For most people, their home is their biggest asset. Not only is real estate financially significant, it's more than just a piece of property. It's a personal space in which you create memories, paint walls, plant gardens and raise a family. Unfortunately, even dream homes have defects. Sometimes homeowners don't realize this until years down the road. At this point, title insurance could save the day.
Title insurance is around for the long-haul
There are limitless benefits to owning a title insurance policy. After a one-time payment, the policy protects homeowners and any heirs for the duration of the ownership. It safeguards against defects and flaws that already exist in the title.

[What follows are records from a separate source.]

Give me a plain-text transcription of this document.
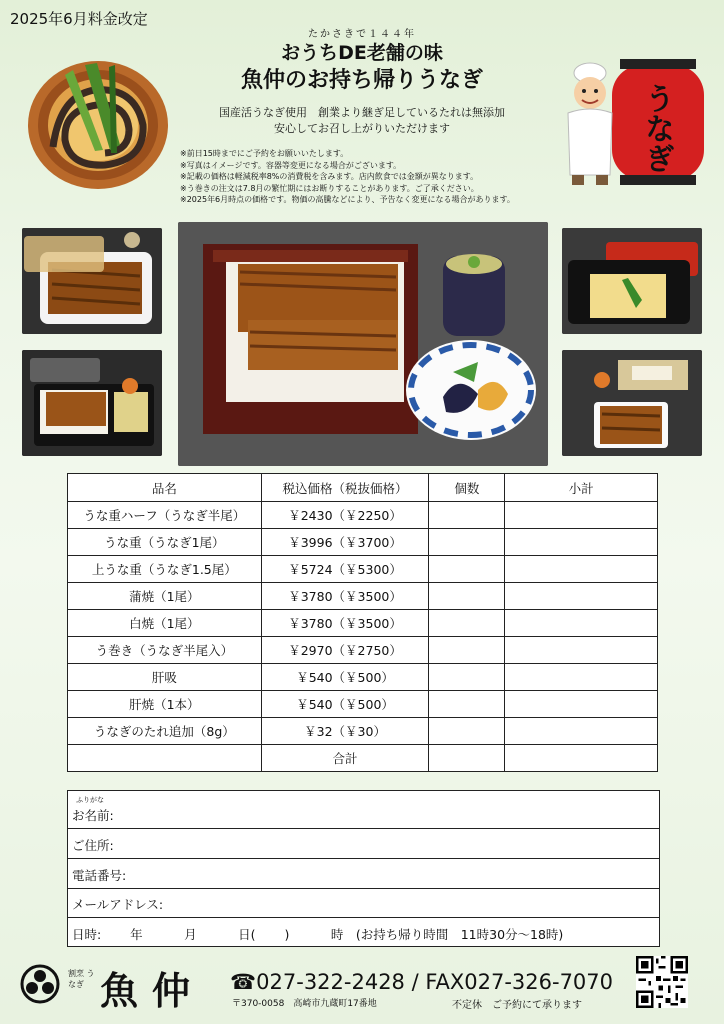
2025年6月料金改定
たかさきで１４４年
おうちDE老舗の味
魚仲のお持ち帰りうなぎ
国産活うなぎ使用　創業より継ぎ足しているたれは無添加
安心してお召し上がりいただけます
※前日15時までにご予約をお願いいたします。
※写真はイメージです。容器等変更になる場合がございます。
※記載の価格は軽減税率8%の消費税を含みます。店内飲食では金額が異なります。
※う巻きの注文は7.8月の繁忙期にはお断りすることがあります。ご了承ください。
※2025年6月時点の価格です。物価の高騰などにより、予告なく変更になる場合があります。
うなぎ
品名	税込価格（税抜価格）	個数	小計
うな重ハーフ（うなぎ半尾）	￥2430（￥2250）		
うな重（うなぎ1尾）	￥3996（￥3700）		
上うな重（うなぎ1.5尾）	￥5724（￥5300）		
蒲焼（1尾）	￥3780（￥3500）		
白焼（1尾）	￥3780（￥3500）		
う巻き（うなぎ半尾入）	￥2970（￥2750）		
肝吸	￥540（￥500）		
肝焼（1本）	￥540（￥500）		
うなぎのたれ追加（8g）	￥32（￥30）		
	合計		
ふりがな
お名前:
ご住所:
電話番号:
メールアドレス:
日時:　　 年　　　 月　　　 日(　　 )　　　 時　(お持ち帰り時間　11時30分～18時)
割烹 うなぎ 魚仲 ☎027-322-2428 / FAX027-326-7070
〒370-0058　高崎市九蔵町17番地	不定休　ご予約にて承ります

A title insurance policy eliminates potential - and sometimes disastrous - liabilities. First, title insuring starts off by searching public land records for any warning signs about the title itself. An expert uncovers external and internal risks before the finalized purchase. Common flaws include:
- Incorrect notary acknowledgments
- Inaccuracies in wills, deeds, trusts and names
- Debts such as outstanding judgments, mortgages and tax liens.
Even the best title professionals cannot completely target all title defects. Sometimes public records don't reveal all the issues. This is where your owner's title insurance policy works its magic. It will protect your interest in the property in the event of various unforeseen circumstances.
For example, you have the title checked and receive the go-ahead. The purchase is finalized and you enjoy for property for some years. Randomly, a problem pops up: You are informed that the previous owner did not pay property taxes for years. Without a title insurance policy, you would be responsible for a stranger's debts.
There are different kinds of policies for property buyers to choose from. Different policies cover different potential issues, so it's important to seek legal counsel and do your own research.